Comptes rendus

KIRAN KLAUS PATEL, The New Deal. A Global History, Princeton, Princeton University Press, 2016, 456 p., ISBN 978-0-691-14912-7

par Alain Chatriot  Du même auteur

Si la politique menée par le président des États-Unis Franklin Delano Roosevelt, communément baptisée New Deal, a souvent été étudiée, l’approche que propose Kiran Klaus Patel est nouvelle dans le sens où il se propose d’en écrire une histoire « globale ». Professeur à l’université de Maastricht après l’avoir été à l’Institut universitaire européen de Florence, Patel avait publié en allemand en 2003 sa thèse d’histoire comparée sur la question du travail en Allemagne et aux États-Unis entre 1933 et 1945 (traduite en anglais sous le titre Soldiers of Labor. Labor Service in Nazi Germany and New Deal America, 1933-1945, Cambridge 2005).
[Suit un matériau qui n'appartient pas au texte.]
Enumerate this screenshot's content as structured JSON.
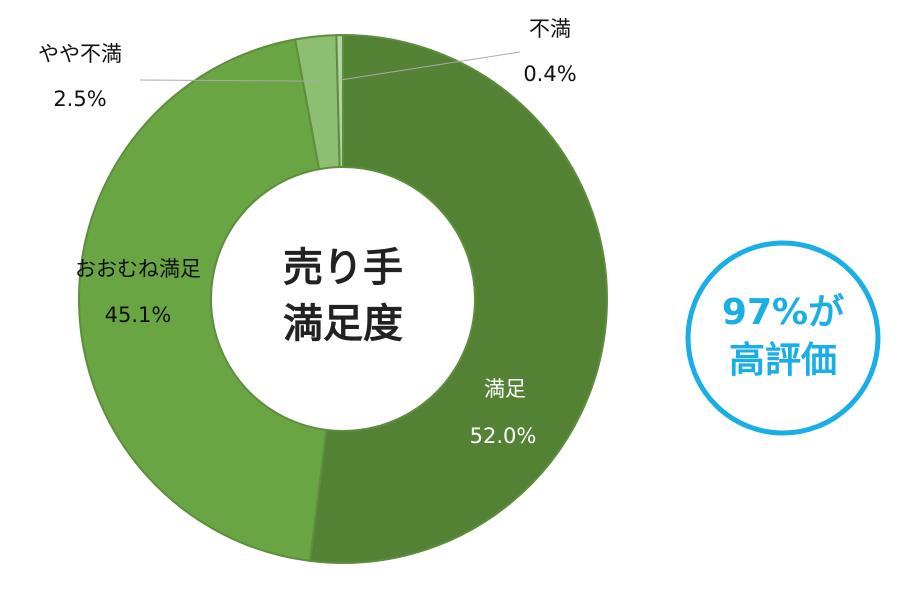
{
  "chart_data": {
    "type": "donut",
    "categories": [
      "満足",
      "おおむね満足",
      "やや不満",
      "不満"
    ],
    "values": [
      52.0,
      45.1,
      2.5,
      0.4
    ],
    "value_labels": [
      "52.0%",
      "45.1%",
      "2.5%",
      "0.4%"
    ],
    "colors": [
      "#548235",
      "#6aa543",
      "#8dbf73",
      "#b3d4a2"
    ],
    "center_text": [
      "売り手",
      "満足度"
    ],
    "annotation": [
      "97%が",
      "高評価"
    ]
  }
}
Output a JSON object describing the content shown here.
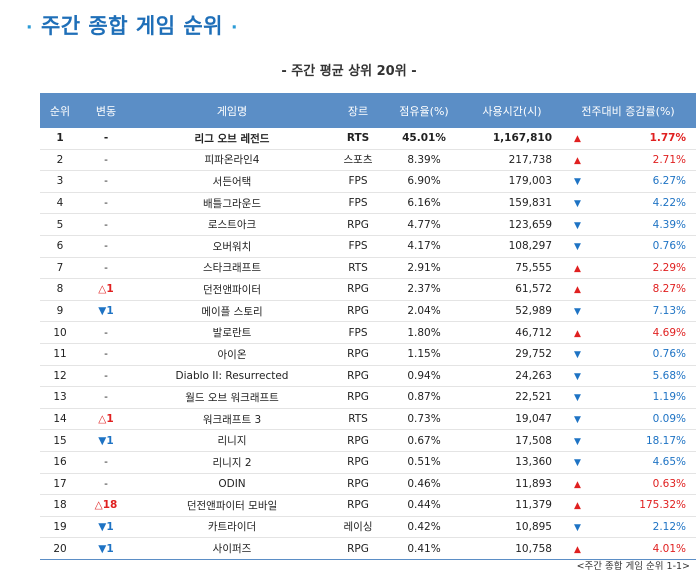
{
  "title": "주간 종합 게임 순위",
  "title_dot": "·",
  "subtitle": "- 주간 평균 상위 20위 -",
  "caption": "<주간 종합 게임 순위 1-1>",
  "colors": {
    "header_bg": "#5b8ec6",
    "up": "#e02020",
    "down": "#1e73c4",
    "title": "#1f6fb8"
  },
  "headers": [
    "순위",
    "변동",
    "게임명",
    "장르",
    "점유율(%)",
    "사용시간(시)",
    "전주대비 증감률(%)"
  ],
  "rows": [
    {
      "rank": "1",
      "change": "-",
      "change_dir": "none",
      "name": "리그 오브 레전드",
      "genre": "RTS",
      "share": "45.01%",
      "hours": "1,167,810",
      "trend": "up",
      "pct": "1.77%"
    },
    {
      "rank": "2",
      "change": "-",
      "change_dir": "none",
      "name": "피파온라인4",
      "genre": "스포츠",
      "share": "8.39%",
      "hours": "217,738",
      "trend": "up",
      "pct": "2.71%"
    },
    {
      "rank": "3",
      "change": "-",
      "change_dir": "none",
      "name": "서든어택",
      "genre": "FPS",
      "share": "6.90%",
      "hours": "179,003",
      "trend": "down",
      "pct": "6.27%"
    },
    {
      "rank": "4",
      "change": "-",
      "change_dir": "none",
      "name": "배틀그라운드",
      "genre": "FPS",
      "share": "6.16%",
      "hours": "159,831",
      "trend": "down",
      "pct": "4.22%"
    },
    {
      "rank": "5",
      "change": "-",
      "change_dir": "none",
      "name": "로스트아크",
      "genre": "RPG",
      "share": "4.77%",
      "hours": "123,659",
      "trend": "down",
      "pct": "4.39%"
    },
    {
      "rank": "6",
      "change": "-",
      "change_dir": "none",
      "name": "오버워치",
      "genre": "FPS",
      "share": "4.17%",
      "hours": "108,297",
      "trend": "down",
      "pct": "0.76%"
    },
    {
      "rank": "7",
      "change": "-",
      "change_dir": "none",
      "name": "스타크래프트",
      "genre": "RTS",
      "share": "2.91%",
      "hours": "75,555",
      "trend": "up",
      "pct": "2.29%"
    },
    {
      "rank": "8",
      "change": "△1",
      "change_dir": "up",
      "name": "던전앤파이터",
      "genre": "RPG",
      "share": "2.37%",
      "hours": "61,572",
      "trend": "up",
      "pct": "8.27%"
    },
    {
      "rank": "9",
      "change": "▼1",
      "change_dir": "down",
      "name": "메이플 스토리",
      "genre": "RPG",
      "share": "2.04%",
      "hours": "52,989",
      "trend": "down",
      "pct": "7.13%"
    },
    {
      "rank": "10",
      "change": "-",
      "change_dir": "none",
      "name": "발로란트",
      "genre": "FPS",
      "share": "1.80%",
      "hours": "46,712",
      "trend": "up",
      "pct": "4.69%"
    },
    {
      "rank": "11",
      "change": "-",
      "change_dir": "none",
      "name": "아이온",
      "genre": "RPG",
      "share": "1.15%",
      "hours": "29,752",
      "trend": "down",
      "pct": "0.76%"
    },
    {
      "rank": "12",
      "change": "-",
      "change_dir": "none",
      "name": "Diablo II: Resurrected",
      "genre": "RPG",
      "share": "0.94%",
      "hours": "24,263",
      "trend": "down",
      "pct": "5.68%"
    },
    {
      "rank": "13",
      "change": "-",
      "change_dir": "none",
      "name": "월드 오브 워크래프트",
      "genre": "RPG",
      "share": "0.87%",
      "hours": "22,521",
      "trend": "down",
      "pct": "1.19%"
    },
    {
      "rank": "14",
      "change": "△1",
      "change_dir": "up",
      "name": "워크래프트 3",
      "genre": "RTS",
      "share": "0.73%",
      "hours": "19,047",
      "trend": "down",
      "pct": "0.09%"
    },
    {
      "rank": "15",
      "change": "▼1",
      "change_dir": "down",
      "name": "리니지",
      "genre": "RPG",
      "share": "0.67%",
      "hours": "17,508",
      "trend": "down",
      "pct": "18.17%"
    },
    {
      "rank": "16",
      "change": "-",
      "change_dir": "none",
      "name": "리니지 2",
      "genre": "RPG",
      "share": "0.51%",
      "hours": "13,360",
      "trend": "down",
      "pct": "4.65%"
    },
    {
      "rank": "17",
      "change": "-",
      "change_dir": "none",
      "name": "ODIN",
      "genre": "RPG",
      "share": "0.46%",
      "hours": "11,893",
      "trend": "up",
      "pct": "0.63%"
    },
    {
      "rank": "18",
      "change": "△18",
      "change_dir": "up",
      "name": "던전앤파이터 모바일",
      "genre": "RPG",
      "share": "0.44%",
      "hours": "11,379",
      "trend": "up",
      "pct": "175.32%"
    },
    {
      "rank": "19",
      "change": "▼1",
      "change_dir": "down",
      "name": "카트라이더",
      "genre": "레이싱",
      "share": "0.42%",
      "hours": "10,895",
      "trend": "down",
      "pct": "2.12%"
    },
    {
      "rank": "20",
      "change": "▼1",
      "change_dir": "down",
      "name": "사이퍼즈",
      "genre": "RPG",
      "share": "0.41%",
      "hours": "10,758",
      "trend": "up",
      "pct": "4.01%"
    }
  ]
}
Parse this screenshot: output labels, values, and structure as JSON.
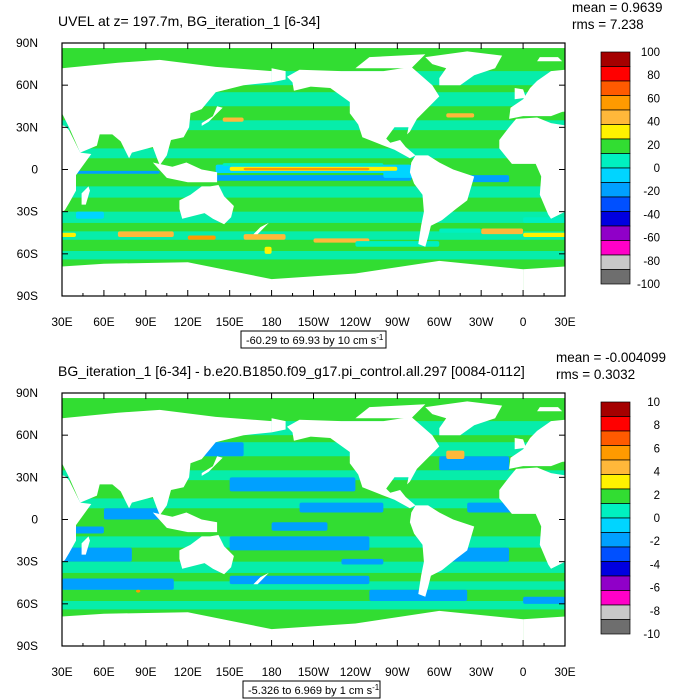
{
  "panels": [
    {
      "title": "UVEL at z= 197.7m, BG_iteration_1 [6-34]",
      "mean_text": "mean = 0.9639",
      "rms_text": "rms = 7.238",
      "range_text": "-60.29 to 69.93 by 10 cm s",
      "range_unit_sup": "-1"
    },
    {
      "title": "BG_iteration_1 [6-34] - b.e20.B1850.f09_g17.pi_control.all.297 [0084-0112]",
      "mean_text": "mean = -0.004099",
      "rms_text": "rms = 0.3032",
      "range_text": "-5.326 to 6.969 by 1 cm s",
      "range_unit_sup": "-1"
    }
  ],
  "chart_data": [
    {
      "type": "heatmap",
      "title": "UVEL at z= 197.7m, BG_iteration_1 [6-34]",
      "xlabel": "",
      "ylabel": "",
      "x_ticks": [
        "30E",
        "60E",
        "90E",
        "120E",
        "150E",
        "180",
        "150W",
        "120W",
        "90W",
        "60W",
        "30W",
        "0",
        "30E"
      ],
      "y_ticks": [
        "90N",
        "60N",
        "30N",
        "0",
        "30S",
        "60S",
        "90S"
      ],
      "xlim_deg_east": [
        30,
        390
      ],
      "ylim_deg": [
        -90,
        90
      ],
      "colorbar_levels": [
        100,
        80,
        60,
        40,
        20,
        0,
        -20,
        -40,
        -60,
        -80,
        -100
      ],
      "colorbar_colors": [
        "#a50000",
        "#ff0000",
        "#ff5a00",
        "#ff9a00",
        "#ffb83a",
        "#fff200",
        "#32dd32",
        "#00f0c0",
        "#00d5ff",
        "#00a0ff",
        "#0050ff",
        "#0000e0",
        "#9000c8",
        "#ff00c8",
        "#c8c8c8",
        "#6e6e6e"
      ],
      "stats": {
        "mean": 0.9639,
        "rms": 7.238
      },
      "contour_range": {
        "min": -60.29,
        "max": 69.93,
        "interval": 10
      }
    },
    {
      "type": "heatmap",
      "title": "BG_iteration_1 [6-34] - b.e20.B1850.f09_g17.pi_control.all.297 [0084-0112]",
      "xlabel": "",
      "ylabel": "",
      "x_ticks": [
        "30E",
        "60E",
        "90E",
        "120E",
        "150E",
        "180",
        "150W",
        "120W",
        "90W",
        "60W",
        "30W",
        "0",
        "30E"
      ],
      "y_ticks": [
        "90N",
        "60N",
        "30N",
        "0",
        "30S",
        "60S",
        "90S"
      ],
      "xlim_deg_east": [
        30,
        390
      ],
      "ylim_deg": [
        -90,
        90
      ],
      "colorbar_levels": [
        10,
        8,
        6,
        4,
        2,
        0,
        -2,
        -4,
        -6,
        -8,
        -10
      ],
      "colorbar_colors": [
        "#a50000",
        "#ff0000",
        "#ff5a00",
        "#ff9a00",
        "#ffb83a",
        "#fff200",
        "#32dd32",
        "#00f0c0",
        "#00d5ff",
        "#00a0ff",
        "#0050ff",
        "#0000e0",
        "#9000c8",
        "#ff00c8",
        "#c8c8c8",
        "#6e6e6e"
      ],
      "stats": {
        "mean": -0.004099,
        "rms": 0.3032
      },
      "contour_range": {
        "min": -5.326,
        "max": 6.969,
        "interval": 1
      }
    }
  ]
}
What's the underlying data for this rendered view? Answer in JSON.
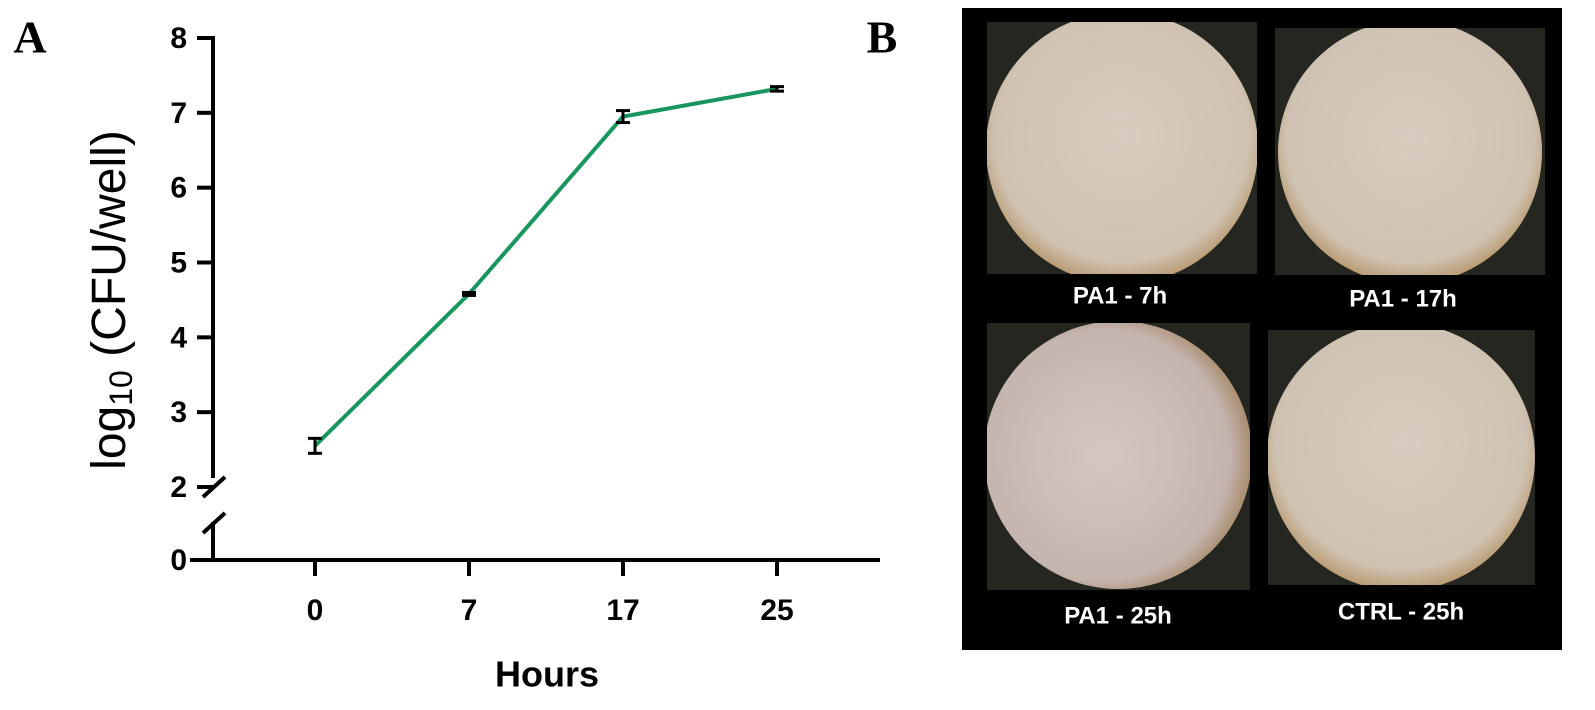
{
  "panel_labels": [
    "A",
    "B"
  ],
  "chart_data": {
    "type": "line",
    "xlabel": "Hours",
    "ylabel": {
      "base": "log",
      "subscript": "10",
      "rest": " (CFU/well)"
    },
    "categories": [
      "0",
      "7",
      "17",
      "25"
    ],
    "values": [
      2.55,
      4.58,
      6.95,
      7.32
    ],
    "errors": [
      0.1,
      0.02,
      0.08,
      0.03
    ],
    "color": "#17965f",
    "ylim": [
      0,
      8
    ],
    "yticks": [
      0,
      2,
      3,
      4,
      5,
      6,
      7,
      8
    ],
    "axis_break": true,
    "grid": false
  },
  "images": {
    "captions": [
      "PA1 - 7h",
      "PA1 - 17h",
      "PA1 - 25h",
      "CTRL - 25h"
    ]
  }
}
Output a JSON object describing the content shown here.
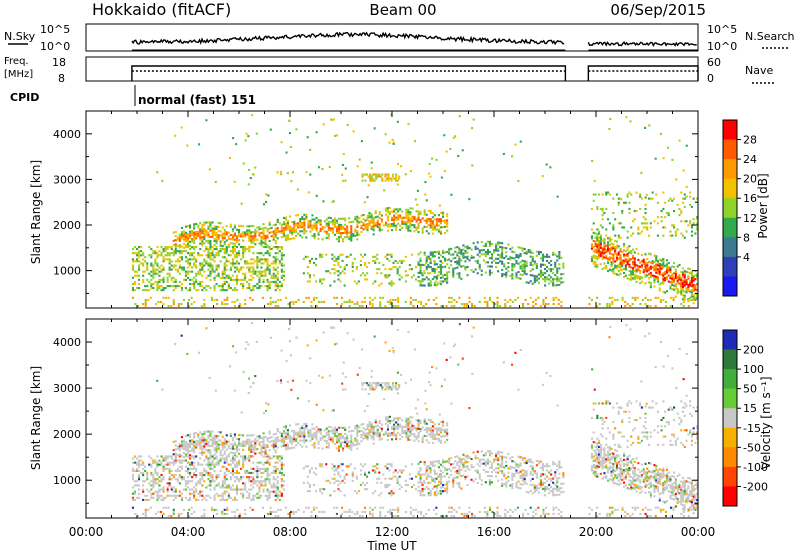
{
  "header": {
    "station": "Hokkaido (fitACF)",
    "beam": "Beam 00",
    "date": "06/Sep/2015"
  },
  "top_panels": {
    "nsky_label": "N.Sky",
    "nsearch_label": "N.Search",
    "noise_ticks": [
      "10^5",
      "10^0"
    ],
    "freq_label_line1": "Freq.",
    "freq_label_line2": "[MHz]",
    "freq_ticks": [
      "18",
      "8"
    ],
    "nave_label": "Nave",
    "nave_ticks": [
      "60",
      "0"
    ],
    "cpid_label": "CPID",
    "cpid_mode": "normal (fast) 151"
  },
  "power_colorbar": {
    "title": "Power [dB]",
    "ticks": [
      "28",
      "24",
      "20",
      "16",
      "12",
      "8",
      "4"
    ],
    "colors": [
      "#ff0000",
      "#ff5a00",
      "#ff9a00",
      "#f2c200",
      "#8fd32a",
      "#33a84c",
      "#3c7a92",
      "#2e40b7",
      "#1a1aee"
    ]
  },
  "velocity_colorbar": {
    "title": "Velocity [m s⁻¹]",
    "ticks": [
      "200",
      "100",
      "50",
      "15",
      "-15",
      "-50",
      "-100",
      "-200"
    ],
    "colors": [
      "#1f2bb5",
      "#2f7a3a",
      "#3fae3a",
      "#66cc33",
      "#c8c8c8",
      "#f5b000",
      "#ff8a00",
      "#ff4500",
      "#ff0000"
    ]
  },
  "chart_data": [
    {
      "type": "heatmap",
      "name": "power",
      "ylabel": "Slant Range [km]",
      "xlabel": "",
      "x_ticks": [
        "00:00",
        "04:00",
        "08:00",
        "12:00",
        "16:00",
        "20:00",
        "00:00"
      ],
      "y_ticks": [
        1000,
        2000,
        3000,
        4000
      ],
      "xlim_hours": [
        0,
        24
      ],
      "ylim_km": [
        180,
        4500
      ],
      "data_gap_hours": [
        18.8,
        19.7
      ],
      "echo_bands": [
        {
          "t0": 1.8,
          "t1": 7.5,
          "r0": 550,
          "r1": 1500,
          "level": "green"
        },
        {
          "t0": 3.5,
          "t1": 14.0,
          "r0": 1550,
          "r1": 2300,
          "level": "orange"
        },
        {
          "t0": 13.0,
          "t1": 18.7,
          "r0": 700,
          "r1": 1600,
          "level": "blue"
        },
        {
          "t0": 19.8,
          "t1": 23.8,
          "r0": 500,
          "r1": 1500,
          "level": "red"
        }
      ]
    },
    {
      "type": "heatmap",
      "name": "velocity",
      "ylabel": "Slant Range [km]",
      "xlabel": "Time UT",
      "x_ticks": [
        "00:00",
        "04:00",
        "08:00",
        "12:00",
        "16:00",
        "20:00",
        "00:00"
      ],
      "y_ticks": [
        1000,
        2000,
        3000,
        4000
      ],
      "xlim_hours": [
        0,
        24
      ],
      "ylim_km": [
        180,
        4500
      ],
      "data_gap_hours": [
        18.8,
        19.7
      ]
    }
  ]
}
L’objectif est clairement de « désexceptionnaliser » l’histoire du New Deal états-unien, Patel expliquant fermement que pour l’historien : « an exceptionnalist or even simply nation-centered interpretation is insufficient » (p. 3). Si la définition même du New Deal a pu varier, le regard est centré ici sur le nouveau rôle du gouvernement dans la vie quotidienne des gens et donc sur les transformations des formes de l’action publique.

Parcourant tout le spectre des mesures prises par les équipes de Roosevelt sur les questions monétaires, agricoles, industrielles, d’aménagement du territoire, de protection sociale, Patel montre avec précision l’importance des relations transnationales antérieurement établies par les promoteurs de ces politiques. Il cite des voyages, le rôle de l’Organisation internationale du travail, note les partages d’expérience avec la Suède ou même le Japon. Il prolonge ainsi les analyses sur la période antérieure jadis proposées par D.T. Rodgers dans son Atlantic Crossings. Social Politics in a Progressive Age (Cambridge 1998). Dans cette perspective, Patel s’intéresse davantage aux « experts » en charge des réformes qu’aux membres du Congrès ou au rôle de la Cour suprême – certes déjà souvent étudiés par d’autres historiens.

Le livre, synthèse d’innombrables travaux, sait toujours être très clair, y compris sur des questions autant discutées que les origines de la crise économique des années 1930. L’historien ne néglige pas non plus de rappeler les critiques diverses et successives du New Deal pour éviter l’image dorée construite par les mémoires ultérieures. Il souligne cependant justement que les parallèles historiques ne sont pas seulement à trouver entre New Deal et fascisme ou communisme – discours assez courant dans les années 1930 – mais bien dans les expériences d’action des différents États pendant la Première Guerre mondiale. Les analyses sur les enjeux monétaires sont l’occasion d’une belle démonstration d’une approche à l’échelle planétaire tout comme pour les enjeux géopolitiques. Enfin, le livre réfléchit aussi à l’adaptation de la politique de Roosevelt au cadre de la Seconde Guerre mondiale, retrouvant sur ce point les acquis de la recherche de J. T. Sparrow (Warfare State. World War II Americans and the Age of Big Government, Oxford 2011).

Les cinquante pages de bibliographie proprement dite (et douze pages d’archives et de sources imprimées) constituent un outil incontournable pour tout historien de l’entre-deux-guerres à l’échelle mondiale – sans oublier le sérieux des cinquante pages de notes. Le cas français n’est sans doute pas le mieux traité dans le volume et la bibliographie mobilisée assez vieillie peut parfois surprendre mais, par chance, Patel a pu bénéficier de l’ouvrage récent de P. Nord (France’s New Deal. From the Thirties to the Postwar Era, Princeton 2010, traduit en français sous le titre Le New Deal français, Paris 2016).